Authors: Van Der Walt A, Singh T, Baatjies R, Lopata A, Jeebhay M
Source: Occup Environ Med. 2013 Jul; 70(7): 446-52
Keywords: chilli pepper; garlic; inhalant allergy; work-related
Objectives: The aim of the study was to determine the prevalence and risk factors for allergic respiratory disease in spice mill workers.
Methods: A cross-sectional study of 150 workers used European Community Respiratory Health Survey questionnaires, Phadiatop, serum specific IgE (garlic, chili pepper), spirometry and fractional exhaled nitric oxide (FeNO).

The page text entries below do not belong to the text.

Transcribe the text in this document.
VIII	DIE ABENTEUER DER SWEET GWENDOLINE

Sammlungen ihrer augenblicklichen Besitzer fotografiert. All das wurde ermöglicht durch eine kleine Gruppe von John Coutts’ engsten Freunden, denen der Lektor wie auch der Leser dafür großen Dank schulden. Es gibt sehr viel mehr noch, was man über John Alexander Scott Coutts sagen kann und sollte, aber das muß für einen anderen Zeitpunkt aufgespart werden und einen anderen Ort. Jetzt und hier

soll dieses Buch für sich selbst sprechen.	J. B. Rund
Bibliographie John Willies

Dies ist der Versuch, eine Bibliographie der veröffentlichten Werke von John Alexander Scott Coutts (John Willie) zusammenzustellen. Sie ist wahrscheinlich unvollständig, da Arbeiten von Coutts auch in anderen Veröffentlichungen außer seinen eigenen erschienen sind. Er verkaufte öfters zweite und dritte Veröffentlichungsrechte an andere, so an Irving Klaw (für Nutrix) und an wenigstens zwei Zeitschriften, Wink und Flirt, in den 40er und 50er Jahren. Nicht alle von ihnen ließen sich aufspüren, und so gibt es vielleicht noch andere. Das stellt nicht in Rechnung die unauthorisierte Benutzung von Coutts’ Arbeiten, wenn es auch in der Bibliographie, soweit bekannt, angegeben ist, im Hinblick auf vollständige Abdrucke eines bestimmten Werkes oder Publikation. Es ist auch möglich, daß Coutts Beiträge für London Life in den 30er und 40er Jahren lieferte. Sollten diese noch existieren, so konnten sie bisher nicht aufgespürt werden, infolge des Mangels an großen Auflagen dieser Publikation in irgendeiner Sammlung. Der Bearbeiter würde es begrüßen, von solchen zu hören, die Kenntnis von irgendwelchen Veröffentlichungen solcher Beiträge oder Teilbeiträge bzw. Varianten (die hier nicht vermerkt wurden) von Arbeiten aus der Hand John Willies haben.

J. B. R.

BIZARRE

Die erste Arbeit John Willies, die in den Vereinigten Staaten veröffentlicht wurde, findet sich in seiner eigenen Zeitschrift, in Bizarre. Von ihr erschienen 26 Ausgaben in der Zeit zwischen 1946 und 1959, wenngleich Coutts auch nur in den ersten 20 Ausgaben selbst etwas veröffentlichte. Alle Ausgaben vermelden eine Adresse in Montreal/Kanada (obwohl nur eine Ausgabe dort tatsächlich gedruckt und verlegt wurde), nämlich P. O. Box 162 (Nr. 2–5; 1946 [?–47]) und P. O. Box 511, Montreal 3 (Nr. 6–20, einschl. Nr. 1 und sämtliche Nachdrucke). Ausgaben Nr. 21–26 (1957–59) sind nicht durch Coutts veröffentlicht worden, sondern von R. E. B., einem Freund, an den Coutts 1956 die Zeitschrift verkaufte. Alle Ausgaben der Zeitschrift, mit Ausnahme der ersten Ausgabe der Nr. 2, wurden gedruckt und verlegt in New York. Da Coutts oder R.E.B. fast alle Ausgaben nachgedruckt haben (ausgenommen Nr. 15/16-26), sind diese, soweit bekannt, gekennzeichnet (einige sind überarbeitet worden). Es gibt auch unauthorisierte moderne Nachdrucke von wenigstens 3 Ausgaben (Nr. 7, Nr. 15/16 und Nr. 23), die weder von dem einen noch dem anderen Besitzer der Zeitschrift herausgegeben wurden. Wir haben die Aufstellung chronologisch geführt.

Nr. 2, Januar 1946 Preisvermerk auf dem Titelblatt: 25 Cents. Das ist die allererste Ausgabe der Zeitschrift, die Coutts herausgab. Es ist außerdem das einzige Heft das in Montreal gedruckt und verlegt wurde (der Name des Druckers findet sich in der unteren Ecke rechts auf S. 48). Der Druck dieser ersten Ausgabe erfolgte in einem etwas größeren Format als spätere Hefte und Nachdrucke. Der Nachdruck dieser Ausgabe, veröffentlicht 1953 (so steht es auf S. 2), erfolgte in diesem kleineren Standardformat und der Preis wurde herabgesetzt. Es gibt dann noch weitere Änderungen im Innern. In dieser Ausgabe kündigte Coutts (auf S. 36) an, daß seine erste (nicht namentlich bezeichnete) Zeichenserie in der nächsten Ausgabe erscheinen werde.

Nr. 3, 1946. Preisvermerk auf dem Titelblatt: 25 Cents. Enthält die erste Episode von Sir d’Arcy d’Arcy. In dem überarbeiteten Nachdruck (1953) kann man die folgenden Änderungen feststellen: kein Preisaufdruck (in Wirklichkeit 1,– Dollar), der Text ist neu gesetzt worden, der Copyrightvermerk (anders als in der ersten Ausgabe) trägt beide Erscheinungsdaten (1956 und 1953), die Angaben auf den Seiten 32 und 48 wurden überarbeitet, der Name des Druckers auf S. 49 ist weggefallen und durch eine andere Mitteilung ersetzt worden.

Personal air samples (n=62) collected from eight-hour shifts were analysed for inhalable particulate mass. Novel immunological assays quantified airborne garlic and chili pepper allergen concentrations.
Results: Mean dust particulate mass (geometric mean (GM)=2.06 mg/m(3)), chili pepper (GM=0.44 µg/m(3)) and garlic allergen (GM=0.24 µg/m(3)) were highest in blending and were highly correlated. Workers’ mean age was 33 years, 71% were men, 46% current smokers and 45% atopic. Spice-dust-related asthma-like symptoms (17%) were common, as was garlic sensitisation (19%), with 13% being monosensitised and 6% cosensitised to chili pepper. Airflow reversibility and FeNO>50 ppb was present in 4% and 8% of workers respectively. Spice-dust-related ocular-nasal (OR 2.40, CI 1.09 to 5.27) and asthma-like (OR 4.15, CI 1.09 to 15.72) symptoms were strongly associated with airborne garlic in the highly exposed (>0.235 µg/m(3)) workers. Workers monosensitised to garlic were more likely to be exposed to higher airborne chili pepper (>0.92 µg/m(3)) (OR 11.52, CI 1.17 to 113.11) than garlic allergens (OR 5.08, CI 1.17 to 22.08) in this mill. Probable asthma was also more strongly associated with chili pepper than with garlic sensitisation.
Conclusions: Exposure to inhalable spice dust (GM >2.06 mg/m(3)) containing garlic (GM>0.24 µg/m³) and chili pepper (GM >0.44 µg/m(3)) allergens increase the risk of allergic respiratory disease and asthma.